I have one dbt project that is deployed on one single GCP project. Within the GCP project, I have multiple datasets in BigQuery, which I want to run my query on.
So my compiled SQL code should look something like:
with
first_table as (
select * from projectA.dataset_X.table_thishasinfo
)
second_table as (
select * from projectA.dataset_Y.table_thishasmoreinfo
select *
from first_table ft
left join second_table st
on ft.id = st.id
Within dbt, these are of course references to the files in different models where they are created.
The query needs to write to a table proejctA.dataset_Z.table_thisistheoutput
I tried looking at target
within dbt, or defining it in profiles, but I can't figure out how to have three different datasets involved in the project.
How could I write my dbt code to create a query that can run on multiple datasets?

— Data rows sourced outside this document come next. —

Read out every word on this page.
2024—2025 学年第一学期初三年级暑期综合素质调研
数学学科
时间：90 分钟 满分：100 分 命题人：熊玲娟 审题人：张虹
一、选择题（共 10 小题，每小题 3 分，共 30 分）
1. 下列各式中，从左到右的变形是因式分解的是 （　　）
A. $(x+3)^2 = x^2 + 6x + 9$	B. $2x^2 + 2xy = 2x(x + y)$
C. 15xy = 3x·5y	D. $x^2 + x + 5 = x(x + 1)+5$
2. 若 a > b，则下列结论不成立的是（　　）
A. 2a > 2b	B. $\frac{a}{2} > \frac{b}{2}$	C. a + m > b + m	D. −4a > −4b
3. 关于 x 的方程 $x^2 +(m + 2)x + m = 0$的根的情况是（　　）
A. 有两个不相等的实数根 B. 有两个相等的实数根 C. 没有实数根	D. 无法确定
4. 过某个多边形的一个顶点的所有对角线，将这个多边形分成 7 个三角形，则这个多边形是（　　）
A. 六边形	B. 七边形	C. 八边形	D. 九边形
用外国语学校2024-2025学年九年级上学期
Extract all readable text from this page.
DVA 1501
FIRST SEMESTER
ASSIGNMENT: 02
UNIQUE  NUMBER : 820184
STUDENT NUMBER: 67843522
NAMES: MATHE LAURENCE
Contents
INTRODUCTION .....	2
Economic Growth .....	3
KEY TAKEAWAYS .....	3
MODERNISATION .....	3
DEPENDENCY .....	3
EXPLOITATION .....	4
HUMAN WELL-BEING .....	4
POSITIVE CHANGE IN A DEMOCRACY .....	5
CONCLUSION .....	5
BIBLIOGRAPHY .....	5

It seems that the issue is resolved by editing the dbt_project.yml
file.
If you include the following:
models:
<projectname>:
<modelname>:
database: projectA
schema: dataset_X
<modelname2>:
database: projectA
schema: dataset_Y
<modelname3>:
database: projectA
schema: dataset_Z
If you run all the models in the same production environment, let's say with a prefix dbt
, then in your BQ, you will see the following three datasets:
dbt_dataset_X
, dbt_dataset_Y
, `dbt_dataset_Z. And the queries will pick up the correct database to source from.